Suncor, once the second most valuable company in Canada behind Royal Bank of Canada, has plunged an astounding 63 per cent this year from $42.56 per share on Jan. 1 to $15.55 each on Oct. 1, marking the company’s lowest price since 2003, when it was a much smaller oil producer. RBC has also lost its crown to Shopify Inc.

The company’s shares have rallied slightly since announcing plans to lay off up to 2,000 people , or 15 per cent of its employees, on Oct. 2. Suncor shares traded up less than 1 per cent to $15.97 each midday Monday.

Ollenberger said that at recent prices, the value of Suncor’s downstream business is not accurately reflected in the company’s shares and he is recommending investors increase their positions.

Both Suncor and Imperial Oil are on pace to deliver significantly improved refining results in their third quarter results, Tudor Pickering and Holt analysts wrote in a Monday research note. They expect Suncor’s and Imperial’s refining operations to outperform those of Husky and Cenovus.

The analysts found that refining utilizations in the Edmonton area, which had fallen to 70 per cent in the second quarter, have been trending up through the quarter to a high of 90 per cent in recent weeks, which is close to the three-year average utilization of 93 per cent.

Suncor did not comment on whether its place as the largest Canadian oil company by market capitalization has helped the company attract investors in the past, and how it was managing the slide to second place.

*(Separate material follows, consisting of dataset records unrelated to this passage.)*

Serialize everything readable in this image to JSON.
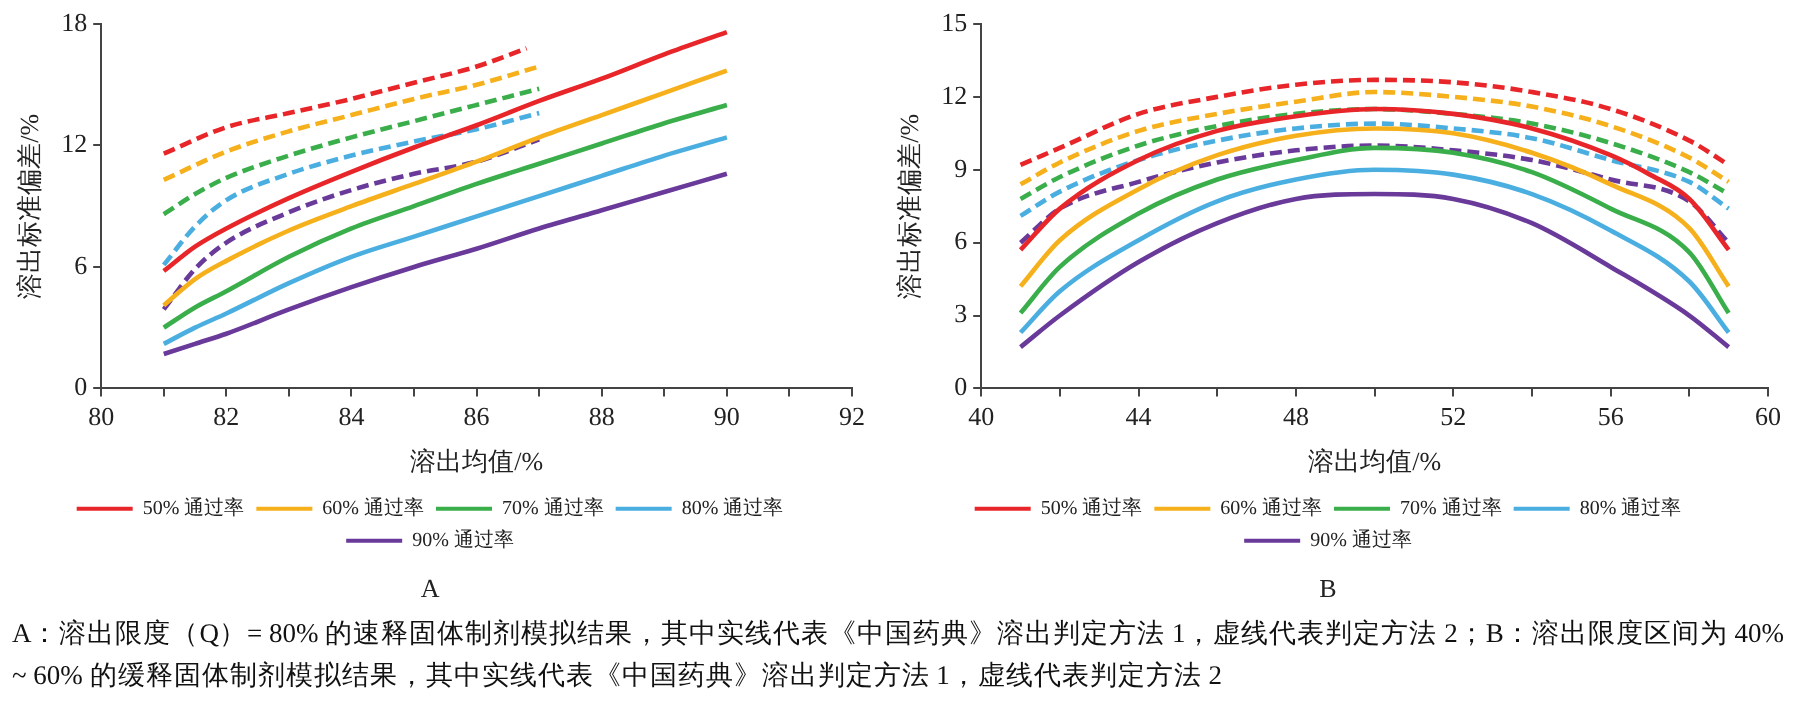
{
  "chart_data": [
    {
      "type": "line",
      "title": "A",
      "xlabel": "溶出均值/%",
      "ylabel": "溶出标准偏差/%",
      "xlim": [
        80,
        92
      ],
      "ylim": [
        0,
        18
      ],
      "xticks": [
        80,
        {
          "value": 81,
          "label": null
        },
        82,
        {
          "value": 83,
          "label": null
        },
        84,
        {
          "value": 85,
          "label": null
        },
        86,
        {
          "value": 87,
          "label": null
        },
        88,
        {
          "value": 89,
          "label": null
        },
        90,
        {
          "value": 91,
          "label": null
        },
        92
      ],
      "yticks": [
        0,
        6,
        12,
        18
      ],
      "grid": false,
      "legend": "bottom",
      "marker": "none",
      "annotations": [
        "A：溶出限度（Q）= 80% 的速释固体制剂模拟结果，其中实线代表《中国药典》溶出判定方法 1，虚线代表判定方法 2；B：溶出限度区间为 40% ~ 60% 的缓释固体制剂模拟结果，其中实线代表《中国药典》溶出判定方法 1，虚线代表判定方法 2"
      ],
      "series": [
        {
          "name": "50% 通过率",
          "color": "#e8262a",
          "line_style": "solid",
          "x": [
            81,
            81.5,
            82,
            83,
            84,
            85,
            86,
            87,
            88,
            89,
            90
          ],
          "values": [
            5.8,
            7.0,
            7.9,
            9.4,
            10.7,
            11.9,
            13.0,
            14.2,
            15.3,
            16.5,
            17.6
          ]
        },
        {
          "name": "60% 通过率",
          "color": "#f5b01c",
          "line_style": "solid",
          "x": [
            81,
            81.5,
            82,
            83,
            84,
            85,
            86,
            87,
            88,
            89,
            90
          ],
          "values": [
            4.1,
            5.4,
            6.3,
            7.8,
            9.0,
            10.1,
            11.2,
            12.4,
            13.5,
            14.6,
            15.7
          ]
        },
        {
          "name": "70% 通过率",
          "color": "#3aae4a",
          "line_style": "solid",
          "x": [
            81,
            81.5,
            82,
            83,
            84,
            85,
            86,
            87,
            88,
            89,
            90
          ],
          "values": [
            3.0,
            4.0,
            4.8,
            6.5,
            7.9,
            9.0,
            10.1,
            11.1,
            12.1,
            13.1,
            14.0
          ]
        },
        {
          "name": "80% 通过率",
          "color": "#4aaee0",
          "line_style": "solid",
          "x": [
            81,
            81.5,
            82,
            83,
            84,
            85,
            86,
            87,
            88,
            89,
            90
          ],
          "values": [
            2.2,
            3.0,
            3.7,
            5.2,
            6.5,
            7.5,
            8.5,
            9.5,
            10.5,
            11.5,
            12.4
          ]
        },
        {
          "name": "90% 通过率",
          "color": "#6a3a9a",
          "line_style": "solid",
          "x": [
            81,
            81.5,
            82,
            83,
            84,
            85,
            86,
            87,
            88,
            89,
            90
          ],
          "values": [
            1.7,
            2.2,
            2.7,
            3.9,
            5.0,
            6.0,
            6.9,
            7.9,
            8.8,
            9.7,
            10.6
          ]
        },
        {
          "color": "#e8262a",
          "line_style": "dashed",
          "x": [
            81,
            82,
            83,
            84,
            85,
            86,
            86.8
          ],
          "values": [
            11.6,
            12.9,
            13.6,
            14.3,
            15.1,
            15.9,
            16.8
          ]
        },
        {
          "color": "#f5b01c",
          "line_style": "dashed",
          "x": [
            81,
            82,
            83,
            84,
            85,
            86,
            87
          ],
          "values": [
            10.3,
            11.7,
            12.7,
            13.5,
            14.3,
            15.0,
            15.9
          ]
        },
        {
          "color": "#3aae4a",
          "line_style": "dashed",
          "x": [
            81,
            81.5,
            82,
            83,
            84,
            85,
            86,
            87
          ],
          "values": [
            8.6,
            9.6,
            10.4,
            11.5,
            12.4,
            13.2,
            14.0,
            14.8
          ]
        },
        {
          "color": "#4aaee0",
          "line_style": "dashed",
          "x": [
            81,
            81.5,
            82,
            83,
            84,
            85,
            86,
            87
          ],
          "values": [
            6.1,
            8.0,
            9.3,
            10.6,
            11.5,
            12.2,
            12.8,
            13.6
          ]
        },
        {
          "color": "#6a3a9a",
          "line_style": "dashed",
          "x": [
            81,
            81.5,
            82,
            83,
            84,
            85,
            86,
            87
          ],
          "values": [
            3.9,
            5.9,
            7.2,
            8.7,
            9.8,
            10.6,
            11.2,
            12.3
          ]
        }
      ]
    },
    {
      "type": "line",
      "title": "B",
      "xlabel": "溶出均值/%",
      "ylabel": "溶出标准偏差/%",
      "xlim": [
        40,
        60
      ],
      "ylim": [
        0,
        15
      ],
      "xticks": [
        40,
        {
          "value": 42,
          "label": null
        },
        44,
        {
          "value": 46,
          "label": null
        },
        48,
        {
          "value": 50,
          "label": null
        },
        52,
        {
          "value": 54,
          "label": null
        },
        56,
        {
          "value": 58,
          "label": null
        },
        60
      ],
      "yticks": [
        0,
        3,
        6,
        9,
        12,
        15
      ],
      "grid": false,
      "legend": "bottom",
      "marker": "none",
      "series": [
        {
          "name": "50% 通过率",
          "color": "#e8262a",
          "line_style": "solid",
          "x": [
            41,
            42,
            44,
            46,
            48,
            50,
            52,
            54,
            56,
            57,
            58,
            59
          ],
          "values": [
            5.7,
            7.4,
            9.4,
            10.6,
            11.2,
            11.5,
            11.3,
            10.7,
            9.6,
            8.8,
            7.8,
            5.7
          ]
        },
        {
          "name": "60% 通过率",
          "color": "#f5b01c",
          "line_style": "solid",
          "x": [
            41,
            42,
            44,
            46,
            48,
            50,
            52,
            54,
            56,
            58,
            59
          ],
          "values": [
            4.2,
            6.1,
            8.2,
            9.6,
            10.4,
            10.7,
            10.5,
            9.7,
            8.4,
            6.6,
            4.2
          ]
        },
        {
          "name": "70% 通过率",
          "color": "#3aae4a",
          "line_style": "solid",
          "x": [
            41,
            42,
            44,
            46,
            48,
            50,
            52,
            54,
            56,
            58,
            59
          ],
          "values": [
            3.1,
            5.0,
            7.2,
            8.6,
            9.4,
            9.9,
            9.7,
            8.9,
            7.4,
            5.6,
            3.1
          ]
        },
        {
          "name": "80% 通过率",
          "color": "#4aaee0",
          "line_style": "solid",
          "x": [
            41,
            42,
            44,
            46,
            48,
            50,
            52,
            54,
            56,
            58,
            59
          ],
          "values": [
            2.3,
            4.0,
            6.1,
            7.7,
            8.6,
            9.0,
            8.8,
            8.0,
            6.5,
            4.4,
            2.3
          ]
        },
        {
          "name": "90% 通过率",
          "color": "#6a3a9a",
          "line_style": "solid",
          "x": [
            41,
            42,
            44,
            46,
            48,
            50,
            52,
            54,
            56,
            58,
            59
          ],
          "values": [
            1.7,
            3.0,
            5.2,
            6.8,
            7.8,
            8.0,
            7.8,
            6.8,
            5.0,
            3.0,
            1.7
          ]
        },
        {
          "color": "#e8262a",
          "line_style": "dashed",
          "x": [
            41,
            42,
            44,
            46,
            48,
            50,
            52,
            54,
            56,
            58,
            59
          ],
          "values": [
            9.2,
            9.9,
            11.3,
            12.0,
            12.5,
            12.7,
            12.6,
            12.2,
            11.5,
            10.2,
            9.2
          ]
        },
        {
          "color": "#f5b01c",
          "line_style": "dashed",
          "x": [
            41,
            42,
            44,
            46,
            48,
            50,
            52,
            54,
            56,
            58,
            59
          ],
          "values": [
            8.4,
            9.3,
            10.6,
            11.3,
            11.8,
            12.2,
            12.0,
            11.6,
            10.8,
            9.5,
            8.5
          ]
        },
        {
          "color": "#3aae4a",
          "line_style": "dashed",
          "x": [
            41,
            42,
            44,
            46,
            48,
            50,
            52,
            54,
            56,
            58,
            59
          ],
          "values": [
            7.8,
            8.7,
            10.0,
            10.8,
            11.3,
            11.5,
            11.3,
            10.9,
            10.1,
            8.9,
            8.0
          ]
        },
        {
          "color": "#4aaee0",
          "line_style": "dashed",
          "x": [
            41,
            42,
            44,
            46,
            48,
            50,
            52,
            54,
            56,
            58,
            59
          ],
          "values": [
            7.1,
            8.1,
            9.4,
            10.2,
            10.7,
            10.9,
            10.7,
            10.3,
            9.4,
            8.5,
            7.4
          ]
        },
        {
          "color": "#6a3a9a",
          "line_style": "dashed",
          "x": [
            41,
            42,
            44,
            46,
            48,
            50,
            52,
            54,
            56,
            58,
            59
          ],
          "values": [
            6.0,
            7.4,
            8.5,
            9.3,
            9.8,
            10.0,
            9.8,
            9.4,
            8.6,
            7.7,
            6.0
          ]
        }
      ]
    }
  ]
}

Canadian Natural meanwhile, owns a stake in only one small refinery in Alberta and has not been weighed down by negative investor sentiment toward refining assets, though its shares are down 48 per cent year-to-date and traded at $21.31 midday Monday.

However, Canadian Natural’s natural gas business has partially buoyed the company from the bearish pressures in the oil sector.

“Don’t judge a book by its cover. Everybody thinks CNRL is a heavy oil producer but they are also the country’s largest natural gas producer,” said Rafi Tahmazian, senior portfolio manager and partner with Canoe Financial.

Tahmazian said his fund repositioned its investments to buy up natural gas names four months ago.

“Gas producers have outperformed all of the other producers. The pure gas play has actually been quite a lucrative investment,” Tahmazian said. “CNRL is a defence mechanism. You get to own that oil play and you get the defence mechanism with the gas play.”

The other big differentiator between Suncor and Canadian Natural in the current market was their approach to investor payouts during the pandemic, Tahmazian said.

Suncor cut its dividend by 55 per cent and ended its run as a dividend aristocrat, which is a company that has steadily increased payouts over an extended period, earlier this year, while Canadian Natural opted to hold its payout steady.

“That to me was the big mistake,” Tahmazian said of Suncor’s dividend cut.

RBC Capital Markets analysts picked Canadian Natural as one of the top 30 global investment ideas in an Oct. 1 research note, the only Canadian oil and gas company on the list and the only energy producer aside from Royal Dutch Shell Plc to make the top 30.

Canadian Natural declined to comment for this article.